A discriminated union (also known as tagged unions or algebraic data types) is an advanced pattern that combines string literal types, union types, type guards, and types aliases.

Discriminated unions use a type guard to narrow union types based on tests of a discriminant property (a string literal type) and furthermore extend that capability to switch statements.

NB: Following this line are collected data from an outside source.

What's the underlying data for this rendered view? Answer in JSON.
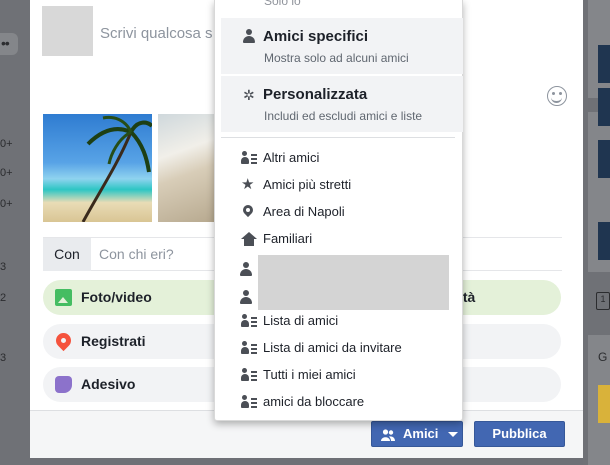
{
  "background": {
    "left_numbers": [
      "0+",
      "0+",
      "0+",
      "3",
      "2",
      "3"
    ],
    "right_letter": "G",
    "calendar_glyph": "1"
  },
  "composer": {
    "placeholder": "Scrivi qualcosa s",
    "tag_label": "Con",
    "tag_placeholder": "Con chi eri?",
    "actions": [
      {
        "label": "Foto/video",
        "icon": "photo-icon"
      },
      {
        "label": "Registrati",
        "icon": "location-pin-icon"
      },
      {
        "label": "Adesivo",
        "icon": "sticker-icon"
      }
    ],
    "hidden_action_suffix": "ità",
    "emoji_icon": "smiley-icon"
  },
  "footer": {
    "audience_button": "Amici",
    "publish_button": "Pubblica"
  },
  "privacy_menu": {
    "top_cut_text": "Solo io",
    "options": [
      {
        "title": "Amici specifici",
        "subtitle": "Mostra solo ad alcuni amici",
        "icon": "person-icon"
      },
      {
        "title": "Personalizzata",
        "subtitle": "Includi ed escludi amici e liste",
        "icon": "gear-icon"
      }
    ],
    "lists_top": [
      {
        "label": "Altri amici",
        "icon": "friend-list-icon"
      },
      {
        "label": "Amici più stretti",
        "icon": "star-icon"
      },
      {
        "label": "Area di Napoli",
        "icon": "location-pin-icon"
      },
      {
        "label": "Familiari",
        "icon": "house-icon"
      }
    ],
    "lists_bottom": [
      {
        "label": "Lista di amici",
        "icon": "friend-list-icon"
      },
      {
        "label": "Lista di amici da invitare",
        "icon": "friend-list-icon"
      },
      {
        "label": "Tutti i miei amici",
        "icon": "friend-list-icon"
      },
      {
        "label": "amici da bloccare",
        "icon": "friend-list-icon"
      }
    ]
  },
  "colors": {
    "brand_blue": "#4267b2",
    "photo_green": "#45bd62",
    "checkin_red": "#f5533d",
    "sticker_purple": "#8c72cb"
  }
}
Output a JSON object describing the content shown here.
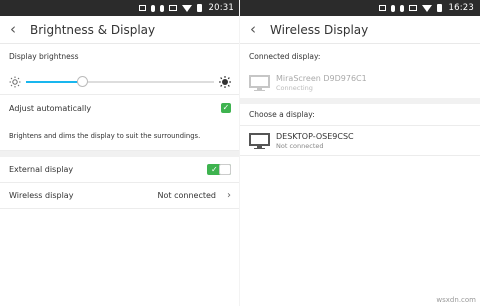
{
  "left": {
    "status_time": "20:31",
    "title": "Brightness & Display",
    "display_brightness_label": "Display brightness",
    "brightness_level": 0.3,
    "adjust_auto_label": "Adjust automatically",
    "adjust_auto_checked": true,
    "adjust_auto_hint": "Brightens and dims the display to suit the surroundings.",
    "external_display_label": "External display",
    "external_display_on": true,
    "wireless_display_label": "Wireless display",
    "wireless_display_value": "Not connected"
  },
  "right": {
    "status_time": "16:23",
    "title": "Wireless Display",
    "connected_section_label": "Connected display:",
    "connected_device": {
      "name": "MiraScreen D9D976C1",
      "status": "Connecting"
    },
    "choose_section_label": "Choose a display:",
    "devices": [
      {
        "name": "DESKTOP-OSE9CSC",
        "status": "Not connected"
      }
    ]
  },
  "watermark": "wsxdn.com",
  "icons": {
    "back": "back-chevron-icon",
    "brightness_low": "sun-small-icon",
    "brightness_high": "sun-large-icon",
    "row_chevron": "chevron-right-icon",
    "monitor": "monitor-icon"
  },
  "colors": {
    "accent_blue": "#19b6ee",
    "toggle_green": "#3eb34f",
    "status_bar": "#2b2b2b"
  }
}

The following code snippet declares three types that share a string literal property named kind:

interface Cube {
kind: "cube";
size: number;
}


interface Pyramid {
kind: "pyramid";
width: number;
length: number;
height: number;
}


interface Sphere {
kind: "sphere";
radius: number;
}

We then declare the union type of the three types declared in the preceding code snippet:

type Shape = Cube | Pyramid | Sphere;

function volume(shape: Shape) {
const PI = Math.PI;
switch (shape.kind) {
case "cube":
return shape.size ** 3;
case "pyramid":
return (shape.width * shape.height * shape.length) / 3;
case "sphere":
return (4 / 3) * PI * (shape.radius ** 3);
}
}

In the preceding function, the switch statement acts as a type guard. The type of shape is narrowed in each case clause, according to the value of the discriminant property, kind, thereby allowing the other properties of that variant to be accessed without a type assertion.